は今もなお行っており、俺を直接無視する原因になっている可能性がある。


 父が死んだこととその場所の関係は一体なんなのだろうか?

 ふと考え込んでいた俺をポケットからの携帯の振動が牽制をする。ポケットに手を入れ、携帯を取り出した後、Lineに入っていた一件のメッセージに目をやった。


 送り主は幼馴染の和紗だ。


 ここ最近の結衣の行動にはどんな意味があるのか同じ女性の立場として意見をもらおうとした。メッセージを送り、既読がついたものの彼女からの返信がなかった。これは和紗が考え込んでしまうタイプのために起こってしまう。大切な要件の時は既読後一日してようやく返ってくる。ときには数日かかる場合もある。
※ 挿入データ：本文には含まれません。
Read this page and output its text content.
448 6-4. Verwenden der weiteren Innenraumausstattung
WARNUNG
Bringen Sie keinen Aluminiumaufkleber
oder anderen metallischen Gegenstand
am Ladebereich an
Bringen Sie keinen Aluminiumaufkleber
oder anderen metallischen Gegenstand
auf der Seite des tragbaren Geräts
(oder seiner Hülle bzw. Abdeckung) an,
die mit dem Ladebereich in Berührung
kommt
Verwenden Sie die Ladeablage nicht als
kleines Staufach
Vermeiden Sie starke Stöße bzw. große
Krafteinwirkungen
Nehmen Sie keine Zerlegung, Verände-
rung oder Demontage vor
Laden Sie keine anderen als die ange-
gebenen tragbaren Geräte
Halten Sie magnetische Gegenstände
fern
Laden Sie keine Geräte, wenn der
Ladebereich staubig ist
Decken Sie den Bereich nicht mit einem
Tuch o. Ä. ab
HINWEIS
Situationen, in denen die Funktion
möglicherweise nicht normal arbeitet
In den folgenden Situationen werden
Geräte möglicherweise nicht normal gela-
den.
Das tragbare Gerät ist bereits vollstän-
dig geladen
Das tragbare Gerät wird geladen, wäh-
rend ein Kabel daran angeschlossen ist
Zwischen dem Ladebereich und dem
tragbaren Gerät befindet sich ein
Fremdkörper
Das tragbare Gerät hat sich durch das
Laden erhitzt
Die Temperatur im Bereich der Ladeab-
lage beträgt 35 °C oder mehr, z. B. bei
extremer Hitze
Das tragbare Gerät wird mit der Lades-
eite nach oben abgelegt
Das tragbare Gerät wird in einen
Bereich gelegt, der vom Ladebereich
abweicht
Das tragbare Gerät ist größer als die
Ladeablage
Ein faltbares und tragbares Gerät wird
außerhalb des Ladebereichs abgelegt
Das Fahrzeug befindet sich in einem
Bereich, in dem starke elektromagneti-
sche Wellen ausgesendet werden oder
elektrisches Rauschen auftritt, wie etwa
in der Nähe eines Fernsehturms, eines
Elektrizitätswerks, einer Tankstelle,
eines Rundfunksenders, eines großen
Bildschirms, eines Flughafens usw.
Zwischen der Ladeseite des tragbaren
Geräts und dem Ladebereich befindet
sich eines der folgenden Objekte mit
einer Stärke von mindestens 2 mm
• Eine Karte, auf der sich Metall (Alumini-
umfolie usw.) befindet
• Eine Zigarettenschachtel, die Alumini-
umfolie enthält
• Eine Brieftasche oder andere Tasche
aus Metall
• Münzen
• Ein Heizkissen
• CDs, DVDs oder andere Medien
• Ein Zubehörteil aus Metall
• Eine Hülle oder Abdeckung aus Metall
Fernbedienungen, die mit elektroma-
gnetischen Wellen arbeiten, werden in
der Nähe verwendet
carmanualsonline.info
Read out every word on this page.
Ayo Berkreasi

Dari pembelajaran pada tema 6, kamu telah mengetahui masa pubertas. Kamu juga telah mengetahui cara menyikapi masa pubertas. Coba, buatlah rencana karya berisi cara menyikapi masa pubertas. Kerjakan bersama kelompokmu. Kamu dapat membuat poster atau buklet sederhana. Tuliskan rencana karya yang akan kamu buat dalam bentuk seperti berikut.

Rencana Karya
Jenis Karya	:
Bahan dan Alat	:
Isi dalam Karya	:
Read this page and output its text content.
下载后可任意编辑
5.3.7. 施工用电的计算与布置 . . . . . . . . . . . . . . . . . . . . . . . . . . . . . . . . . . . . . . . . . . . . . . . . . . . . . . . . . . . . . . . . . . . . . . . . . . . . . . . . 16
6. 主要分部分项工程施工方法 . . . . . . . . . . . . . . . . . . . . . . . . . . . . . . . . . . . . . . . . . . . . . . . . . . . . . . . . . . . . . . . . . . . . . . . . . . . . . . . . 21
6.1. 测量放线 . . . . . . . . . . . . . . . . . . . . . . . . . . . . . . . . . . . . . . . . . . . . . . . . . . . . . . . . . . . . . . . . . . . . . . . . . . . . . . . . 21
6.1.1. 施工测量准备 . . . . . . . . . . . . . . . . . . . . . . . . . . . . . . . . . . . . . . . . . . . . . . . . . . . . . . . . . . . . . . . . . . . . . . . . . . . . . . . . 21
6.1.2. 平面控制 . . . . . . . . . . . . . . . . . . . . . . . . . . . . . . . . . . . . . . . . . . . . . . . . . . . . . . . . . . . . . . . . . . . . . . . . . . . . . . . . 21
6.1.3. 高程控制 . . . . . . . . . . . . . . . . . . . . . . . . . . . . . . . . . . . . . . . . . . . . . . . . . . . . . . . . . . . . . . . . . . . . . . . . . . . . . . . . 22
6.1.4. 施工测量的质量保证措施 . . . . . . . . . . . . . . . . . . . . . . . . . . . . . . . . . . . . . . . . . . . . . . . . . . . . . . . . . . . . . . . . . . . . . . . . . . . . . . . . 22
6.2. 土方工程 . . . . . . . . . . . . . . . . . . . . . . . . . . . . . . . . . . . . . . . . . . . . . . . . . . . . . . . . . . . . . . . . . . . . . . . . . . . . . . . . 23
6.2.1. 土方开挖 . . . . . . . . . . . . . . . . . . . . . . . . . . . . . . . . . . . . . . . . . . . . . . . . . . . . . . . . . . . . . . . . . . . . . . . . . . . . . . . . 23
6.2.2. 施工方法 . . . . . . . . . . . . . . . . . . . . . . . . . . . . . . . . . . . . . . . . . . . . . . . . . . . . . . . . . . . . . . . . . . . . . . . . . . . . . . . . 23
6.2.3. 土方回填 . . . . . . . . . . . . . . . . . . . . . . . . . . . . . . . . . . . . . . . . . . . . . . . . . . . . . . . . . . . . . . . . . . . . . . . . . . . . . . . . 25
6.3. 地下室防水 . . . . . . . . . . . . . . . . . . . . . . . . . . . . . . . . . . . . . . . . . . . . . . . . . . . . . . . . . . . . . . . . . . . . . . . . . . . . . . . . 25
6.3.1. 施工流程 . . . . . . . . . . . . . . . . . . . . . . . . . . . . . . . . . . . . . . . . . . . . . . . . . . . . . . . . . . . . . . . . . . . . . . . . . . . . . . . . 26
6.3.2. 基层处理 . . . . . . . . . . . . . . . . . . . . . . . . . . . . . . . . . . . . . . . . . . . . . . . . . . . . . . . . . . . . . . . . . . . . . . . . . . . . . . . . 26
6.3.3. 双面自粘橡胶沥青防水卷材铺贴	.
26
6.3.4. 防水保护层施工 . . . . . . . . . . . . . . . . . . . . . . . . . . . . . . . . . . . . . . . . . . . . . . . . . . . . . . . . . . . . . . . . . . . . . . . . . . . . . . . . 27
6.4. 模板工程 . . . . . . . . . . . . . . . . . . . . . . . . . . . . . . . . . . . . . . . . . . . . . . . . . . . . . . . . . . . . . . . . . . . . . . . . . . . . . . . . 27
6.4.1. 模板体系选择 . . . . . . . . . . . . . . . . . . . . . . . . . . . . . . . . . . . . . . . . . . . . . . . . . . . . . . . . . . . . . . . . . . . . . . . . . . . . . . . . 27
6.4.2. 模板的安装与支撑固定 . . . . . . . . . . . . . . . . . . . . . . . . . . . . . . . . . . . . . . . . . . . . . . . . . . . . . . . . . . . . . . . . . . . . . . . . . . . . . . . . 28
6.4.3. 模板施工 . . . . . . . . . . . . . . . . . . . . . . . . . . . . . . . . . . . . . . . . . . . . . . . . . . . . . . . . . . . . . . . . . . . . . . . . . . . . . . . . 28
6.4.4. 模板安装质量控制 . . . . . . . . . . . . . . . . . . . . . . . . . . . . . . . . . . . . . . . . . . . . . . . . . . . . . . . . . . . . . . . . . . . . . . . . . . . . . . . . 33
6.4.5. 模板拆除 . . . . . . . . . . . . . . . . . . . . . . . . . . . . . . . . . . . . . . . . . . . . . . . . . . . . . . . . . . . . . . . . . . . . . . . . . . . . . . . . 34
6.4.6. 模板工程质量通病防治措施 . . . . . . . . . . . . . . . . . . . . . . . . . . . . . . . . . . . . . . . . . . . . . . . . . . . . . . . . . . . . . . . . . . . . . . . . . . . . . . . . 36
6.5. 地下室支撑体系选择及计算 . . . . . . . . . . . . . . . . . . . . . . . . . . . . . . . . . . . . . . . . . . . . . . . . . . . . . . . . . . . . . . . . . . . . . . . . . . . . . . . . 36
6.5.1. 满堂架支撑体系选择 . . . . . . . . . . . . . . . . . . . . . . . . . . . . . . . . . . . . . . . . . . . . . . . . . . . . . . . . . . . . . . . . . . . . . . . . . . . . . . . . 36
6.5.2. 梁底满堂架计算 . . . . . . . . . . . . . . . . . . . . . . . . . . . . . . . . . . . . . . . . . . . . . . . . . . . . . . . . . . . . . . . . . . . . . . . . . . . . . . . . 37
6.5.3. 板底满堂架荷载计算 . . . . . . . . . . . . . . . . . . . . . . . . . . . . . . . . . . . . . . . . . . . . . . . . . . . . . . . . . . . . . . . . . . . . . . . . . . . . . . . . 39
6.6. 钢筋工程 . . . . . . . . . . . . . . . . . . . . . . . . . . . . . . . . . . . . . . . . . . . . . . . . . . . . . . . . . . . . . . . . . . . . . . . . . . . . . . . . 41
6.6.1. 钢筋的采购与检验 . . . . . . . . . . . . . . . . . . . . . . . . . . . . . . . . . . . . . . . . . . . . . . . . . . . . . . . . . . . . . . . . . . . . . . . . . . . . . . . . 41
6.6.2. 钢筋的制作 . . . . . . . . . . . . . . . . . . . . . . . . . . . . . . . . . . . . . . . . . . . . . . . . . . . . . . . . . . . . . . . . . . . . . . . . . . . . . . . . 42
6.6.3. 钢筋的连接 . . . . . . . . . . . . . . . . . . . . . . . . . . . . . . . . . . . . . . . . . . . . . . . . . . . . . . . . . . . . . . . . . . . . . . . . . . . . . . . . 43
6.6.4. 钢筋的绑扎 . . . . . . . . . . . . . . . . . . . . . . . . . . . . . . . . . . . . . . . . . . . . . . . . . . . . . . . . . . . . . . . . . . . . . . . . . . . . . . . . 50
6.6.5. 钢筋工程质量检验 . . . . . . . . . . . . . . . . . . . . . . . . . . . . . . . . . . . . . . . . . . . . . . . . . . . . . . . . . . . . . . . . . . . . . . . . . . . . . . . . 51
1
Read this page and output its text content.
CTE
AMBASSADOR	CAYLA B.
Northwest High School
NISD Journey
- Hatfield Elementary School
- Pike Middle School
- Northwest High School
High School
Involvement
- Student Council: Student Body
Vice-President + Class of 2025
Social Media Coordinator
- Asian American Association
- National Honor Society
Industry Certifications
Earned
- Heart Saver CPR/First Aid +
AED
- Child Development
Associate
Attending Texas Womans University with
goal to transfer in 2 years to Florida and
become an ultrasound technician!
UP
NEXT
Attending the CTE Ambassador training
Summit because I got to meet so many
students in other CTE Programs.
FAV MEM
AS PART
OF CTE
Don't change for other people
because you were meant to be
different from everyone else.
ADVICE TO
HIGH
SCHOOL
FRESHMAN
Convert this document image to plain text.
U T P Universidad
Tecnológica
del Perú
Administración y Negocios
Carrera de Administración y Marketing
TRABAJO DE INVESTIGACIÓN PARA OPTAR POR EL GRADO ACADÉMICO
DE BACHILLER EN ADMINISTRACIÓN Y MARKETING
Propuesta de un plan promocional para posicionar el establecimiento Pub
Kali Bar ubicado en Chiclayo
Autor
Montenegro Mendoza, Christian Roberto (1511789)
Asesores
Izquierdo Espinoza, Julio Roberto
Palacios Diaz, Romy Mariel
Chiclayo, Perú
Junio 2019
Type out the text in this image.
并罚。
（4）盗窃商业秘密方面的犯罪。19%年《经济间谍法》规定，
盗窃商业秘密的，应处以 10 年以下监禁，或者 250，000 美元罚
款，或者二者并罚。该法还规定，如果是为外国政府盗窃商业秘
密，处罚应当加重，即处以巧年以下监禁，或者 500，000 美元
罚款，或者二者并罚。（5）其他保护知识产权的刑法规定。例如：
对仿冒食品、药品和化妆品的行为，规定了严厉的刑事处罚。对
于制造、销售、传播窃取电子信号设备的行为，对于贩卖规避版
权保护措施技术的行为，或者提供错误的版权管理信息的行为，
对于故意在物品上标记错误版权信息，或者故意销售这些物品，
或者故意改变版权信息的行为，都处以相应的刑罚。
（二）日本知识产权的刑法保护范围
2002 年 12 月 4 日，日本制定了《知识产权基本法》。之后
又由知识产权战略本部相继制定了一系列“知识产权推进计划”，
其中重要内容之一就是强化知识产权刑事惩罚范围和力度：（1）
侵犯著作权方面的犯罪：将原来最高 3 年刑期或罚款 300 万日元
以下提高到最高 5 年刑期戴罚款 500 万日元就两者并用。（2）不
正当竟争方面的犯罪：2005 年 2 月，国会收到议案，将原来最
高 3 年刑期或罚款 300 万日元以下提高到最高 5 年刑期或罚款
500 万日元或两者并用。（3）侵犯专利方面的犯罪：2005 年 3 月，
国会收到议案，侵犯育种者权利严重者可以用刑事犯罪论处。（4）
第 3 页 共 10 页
彼女曰く、「大切なことなのになぜその場で考えたことをすぐに述べないといけないのか?」だそうだ。ごもっともであるため俺は何も言わないことにした。ただ、こちらの都合で和紗に数日使わせてしまっていると言う罪悪感にかられた。それを本人に言ったら「気にしないで」と言われたので、そうさせてもらうことにした。


 和紗の考えに考えたメッセージを俺は目にした。


「多分、結衣は智風に何か助けて欲しいと思っている」


 実に端的な文章。本当はもっと言いたいことがあったとは思う。ここに来る前はいつも一緒にいた俺だからわかる。和紗はそう言うところも含めてきちんと考えてくれている。言いたいことを全て割り出した上で今本人に何を一番言わなければならないのか。いつもそれだけを伝えてくれる。


「助けて欲しいか……」


 俺は小さく呟き、空を見上げた。

 日は徐々に長くなっており、6時代の今は夕日が街に沈んでいこうとしている状態であった。そのため空は暗がりに光

の靄がかかり、幻想的な景色を映し出していた。


 思わずそれに見とれて、立ち止まってしまう。

 この幻想的な景色も時が経てば消え、真っ暗な夜がやってくる。

 やっぱり、何もやらないのでは何も解決しないんだと思う。

 心の中で一人決心し、前を向いて歩き出した。